1. Clone into your glistplugins directory

cd path/to/your/glistplugins
git clone https://github.com/GlistPlugins/gipMultiplayer.git

2. Initialize submodules (for znet)

cd gipMultiplayer
git submodule update --init --recursive

3. Add to your project's CMakeLists.txt

set(PLUGINS gipMultiplayer)

4. Include in your code

#include "gipMultiplayer.h"

Example

The example uses an abstract GameBackend with node replication. The canvas doesn't care how the connection works, it just attaches gNode objects and they get synced automatically.

Architecture

src/
  net/
    GamePackets.h         - Packet definitions (NodeState, NodeLeave) and serializers
    GameBackend.h/cpp     - Abstract base class for node replication
    GameBackendLocal.h/cpp - Host backend (runs server, broadcasts to clients)
    GameBackendRemote.h/cpp - Client backend (connects to server)
  canvas/
    MenuCanvas.h/cpp      - Mode selection (Host/Client), IP and port input
    GameCanvas.h/cpp      - Game rendering, input handling, remote node management
  gApp.h/cpp              - Application entry point
  main.cpp

Key Concepts

GameBackend manages a registry of gNode* pointers tagged as local or remote:

  • Local nodes: their position is sent to remote peers every frame.
  • Remote nodes: their position is updated from incoming network data.
  • Subclasses implement broadcastState() for the actual transport.
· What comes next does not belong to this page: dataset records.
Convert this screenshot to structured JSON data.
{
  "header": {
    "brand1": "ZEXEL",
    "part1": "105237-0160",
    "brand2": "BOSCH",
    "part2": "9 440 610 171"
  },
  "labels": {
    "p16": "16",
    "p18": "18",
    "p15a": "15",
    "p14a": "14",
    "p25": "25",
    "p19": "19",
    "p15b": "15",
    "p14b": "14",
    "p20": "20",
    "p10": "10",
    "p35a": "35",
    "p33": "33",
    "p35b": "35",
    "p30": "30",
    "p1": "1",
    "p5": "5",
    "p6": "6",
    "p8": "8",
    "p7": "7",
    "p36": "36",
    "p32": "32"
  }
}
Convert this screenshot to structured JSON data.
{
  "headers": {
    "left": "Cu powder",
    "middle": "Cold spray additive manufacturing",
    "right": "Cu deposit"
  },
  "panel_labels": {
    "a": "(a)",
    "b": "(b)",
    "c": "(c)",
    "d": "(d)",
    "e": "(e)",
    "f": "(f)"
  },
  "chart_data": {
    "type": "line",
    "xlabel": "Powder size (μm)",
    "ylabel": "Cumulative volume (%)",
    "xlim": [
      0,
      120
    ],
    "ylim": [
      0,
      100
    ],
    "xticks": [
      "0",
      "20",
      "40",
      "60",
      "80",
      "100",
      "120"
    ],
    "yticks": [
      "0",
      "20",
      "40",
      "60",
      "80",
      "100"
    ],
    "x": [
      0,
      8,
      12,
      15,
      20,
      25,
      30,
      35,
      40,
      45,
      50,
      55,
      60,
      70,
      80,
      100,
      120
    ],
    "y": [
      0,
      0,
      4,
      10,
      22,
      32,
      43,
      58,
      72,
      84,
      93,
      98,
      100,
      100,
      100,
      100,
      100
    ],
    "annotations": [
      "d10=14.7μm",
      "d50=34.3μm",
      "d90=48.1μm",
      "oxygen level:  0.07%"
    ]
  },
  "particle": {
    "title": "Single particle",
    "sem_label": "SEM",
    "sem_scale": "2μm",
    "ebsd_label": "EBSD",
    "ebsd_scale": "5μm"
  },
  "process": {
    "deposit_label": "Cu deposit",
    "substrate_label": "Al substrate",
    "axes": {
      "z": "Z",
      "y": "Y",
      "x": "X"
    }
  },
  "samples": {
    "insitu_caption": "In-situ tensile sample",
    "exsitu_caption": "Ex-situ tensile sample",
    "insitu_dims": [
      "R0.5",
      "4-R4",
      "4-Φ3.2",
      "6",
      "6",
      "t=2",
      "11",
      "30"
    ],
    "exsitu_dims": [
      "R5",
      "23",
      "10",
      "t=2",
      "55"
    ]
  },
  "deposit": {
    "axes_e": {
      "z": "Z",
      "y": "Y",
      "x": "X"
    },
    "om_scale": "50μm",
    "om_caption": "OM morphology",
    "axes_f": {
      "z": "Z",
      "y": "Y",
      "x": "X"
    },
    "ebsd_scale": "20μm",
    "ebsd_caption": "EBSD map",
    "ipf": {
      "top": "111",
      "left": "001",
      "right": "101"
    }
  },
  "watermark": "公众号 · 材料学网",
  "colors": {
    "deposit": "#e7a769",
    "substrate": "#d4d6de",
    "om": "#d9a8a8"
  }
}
GameBackendLocal (host) runs a server. When a client sends its position, the server handler enqueues it into the backend and rebroadcasts to all other clients. The host's own local nodes are sent directly to every client.

GameBackendRemote (client) connects to a server. Sends local node positions to the server, receives other clients' positions via server broadcasts.

GameCanvas owns the visuals. It creates a gBox for the local player, registers onJoin/onLeave callbacks to create and destroy remote player visuals, and calls backend->update() each frame.

Usage

// Attach any gNode for network syncing
backend->attachNode(myId, &localBox, true);    // local - we send its position
backend->attachNode(remoteId, &remoteBox, false); // remote - we receive its position

// Callbacks for when remote nodes appear or disappear
backend->setOnJoin([](uint32_t id) { /* create visual, call attachNode */ });
backend->setOnLeave([](uint32_t id) { /* call detachNode, cleanup */ });

// Call once per frame - processes incoming events, sends local state
backend->update();

Threading

Network events fire on znet's background thread pool, not the main thread. A thread-safe queue bridges the two: handlers enqueue events from the network thread, update() drains them on the main thread. See THREADING.md for details and a data flow diagram.

Testing

Run two instances of the example app. In the first, choose Host (binds to 0.0.0.0). In the second, choose Client and connect to 127.0.0.1 (or the host's LAN IP for cross-machine testing). Both use port 25000 by default.